What is the cellular basis for the Gram staining technique? Illustrate your answer with a diagram.

The bacteria that is gram positive has a cell wall that is dense 20-80 nm thick, this is 60-90% peptidoglycan. It has frequent interconnecting layers of peptidoglycan. Also in the cell wall are teichoic acids, which go throughout the cell wall and are comprised of phosphates, sugar alcohol ribitol and polymers of glycerol. A few have a lipid attached. The external surface of the peptidoglycan has proteins, which vary with species of the bacteria. Whereas gram negative cell walls only contain 10-20% peptidoglycan and is surrounded by a outer membrane,

In gram-positive bacteria the crystal violet and iodine combine to form a large molecule that precipitates away from the cell. The alcohol mixture causes dehydration of the peptidoglycan consequently decreasing the space between the cell wall to entrap the crystal violet complex inside the cell. Whereas in gram-negative bacteria the alcohol mixture dissolves the lipid outer membrane of the cell wall and damages the membrane on which the peptidoglycan in attached and the cell is decolourised.



You used and/or observed a number of stained bacterial smears during Practical 1 and were advised to find out about the taxonomy, biology and importance of each of the microorganisms observed.

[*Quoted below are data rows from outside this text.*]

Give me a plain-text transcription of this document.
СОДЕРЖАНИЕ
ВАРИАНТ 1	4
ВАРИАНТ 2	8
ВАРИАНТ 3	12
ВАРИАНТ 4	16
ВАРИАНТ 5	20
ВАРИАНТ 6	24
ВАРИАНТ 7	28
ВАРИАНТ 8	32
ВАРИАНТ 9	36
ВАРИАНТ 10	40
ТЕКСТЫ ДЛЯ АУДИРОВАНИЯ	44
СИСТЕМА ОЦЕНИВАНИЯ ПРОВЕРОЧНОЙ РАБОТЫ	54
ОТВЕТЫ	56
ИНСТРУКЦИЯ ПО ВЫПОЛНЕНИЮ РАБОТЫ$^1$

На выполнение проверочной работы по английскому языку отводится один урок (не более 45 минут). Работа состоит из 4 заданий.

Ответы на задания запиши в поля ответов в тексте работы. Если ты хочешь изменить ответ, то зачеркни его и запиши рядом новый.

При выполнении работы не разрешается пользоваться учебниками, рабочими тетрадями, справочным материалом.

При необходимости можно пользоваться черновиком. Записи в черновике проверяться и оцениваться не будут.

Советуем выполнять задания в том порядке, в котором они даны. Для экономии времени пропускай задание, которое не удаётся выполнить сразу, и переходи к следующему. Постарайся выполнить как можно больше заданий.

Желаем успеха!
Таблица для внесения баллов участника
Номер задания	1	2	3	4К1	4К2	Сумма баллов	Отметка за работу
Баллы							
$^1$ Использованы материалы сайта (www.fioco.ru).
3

Use the Table below to record the most important features of bacteria species observed.

TABLE V. Importance of bacteria species observed using compound microscope

Escherichia coli

Bacillus, gram -ve

Synthesizes vitamin K for the liver

Staphylococcus aureus

Cocci, gram +ve

Found in nose and on skin, capable of producing staphyloxanthin

Alcaligenes faecalis

Bacillus, gram -ve strand

Converts most pathogenic forms of arsenic and arsenite to a less dangerous form, it is found in soil and water, also in respiratory tracts of people with cystic fibrosis.

Proteus vulgaris

Bacillus, gram -ve,

Ferment sugars in anaerobic conditions. Degrades urea to ammonia. Inhabits the intestinal tracts of humans and animals.

Salmonella typhi

Cocci, gram -ve, flagellated. Pathogen of Typhoid fever. Found in humans chickens and cattle

Vibrio sp

Bacillus, gram-ve

Produces antibacterial substances,

Rhizobium leguminosamus

Cocci, blue/green

Fix nitrogen in root nodules of legumes. Found in soil.

Bacillus megaterium

Bacillus, gram -ve, compact

Found in soil, found in chains where the cells are joined together by polysaccharides on the cell walls. Can survive extreme weather conditions. Produces penicillin amidase, which is needed for making penicillin. It produces enzymes for modifying corticosteroids.

Nostoc sp.

Bacillus, green stranded

Cynobacteria. Found in salted waters, photosynthetic.

Oscillatoria sp.

Bacillus, green stranded.

Filamentous Cynobacteria. Reproduces by fragmentation. Photosynthetic.